Depois de separado, é vendido a um comprador, que geralmente aparece aos domingos, o único dia de descanso. Naquela semana, o grama saía por R$ 108.

Para o ambiente, a boa notícia é que a queima para a separação do ouro passou a ser feita no cadinho nos últimos anos. O aparelho, parecido a uma pequena panela, retém quase todo o mercúrio, que pode ser usado novamente.

É um alívio para o garimpeiro devido ao alto custo do mercúrio —1 kg do mineral custa cerca de R$ 1.000.

A atividade, porém, tem impactos ambientais significativos. Para o DNPM, os principais problemas são a mudança no leito do rio, despejo de derivados de petróleo e a perturbação da fauna aquática.

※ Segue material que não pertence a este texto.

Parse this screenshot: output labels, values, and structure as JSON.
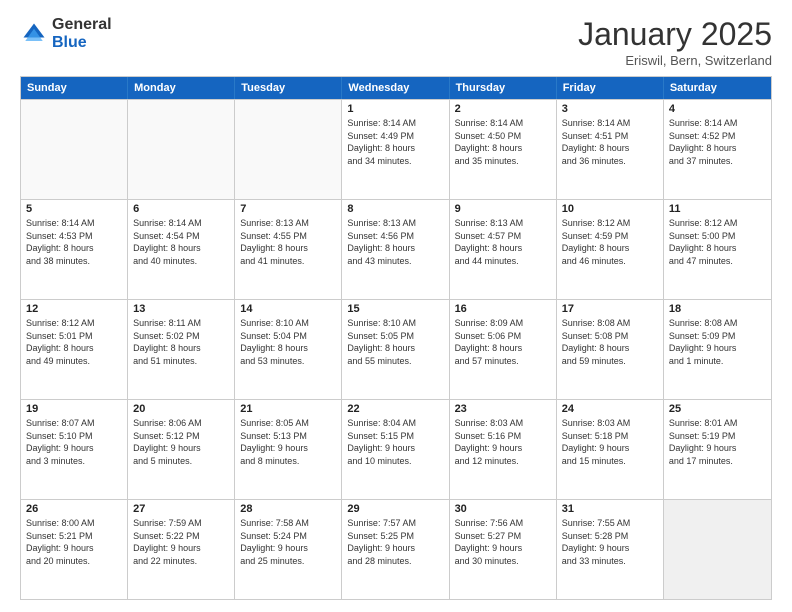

Dono de uma balsa vizinha à de Jamico, Edemir Albuquerque, 51, admite que o garimpo polui, mas diz que é pouco em comparação ao lixo produzido pelas cidades amazônicas.

COBRANÇA ILEGAL

A corrida do ouro não atrai apenas garimpeiros. Em um domingo, acompanhados de dois Pms armados, três secretários municipais de Novo Aripuanã visitavam balsa por balsa exigindo um imposto municipal de R$ 200 de cada um.

A cobrança é ilegal, segundo a secretaria estadual de Meio Ambiente.

Surpreendidos pela reportagem da Folha, eles explicaram que a cobrança se refere a um imposto municipal e que agiam em nome do prefeito da cidade, Robson de Sá (Pros).

Segundo o secretário municipal de Meio Ambiente, Herald Santana, a cobrança tem amparo em uma lei que licencia extração mineral. Falou que a visita servia para “promover educação ambiental”, mas admitiu que não haveria nenhuma sanção para quem não pagasse.

Com ele estavam o secretário de Habitação e Tributo Municipal, Jorge Sá de Assis, e o secretário da Agricultura, Valmir Mello.

Aos garimpeiros que concordavam com a cobrança, os secretários entregavam um recibo escrito a mão. Em pelo menos um caso, eles aceitaram receber apenas R$ 100.

“Isso é sacanagem”, disse o secretário estadual de Meio Ambiente, Antonio Stroski. Segundo ele, o licenciamento é competência do Estado.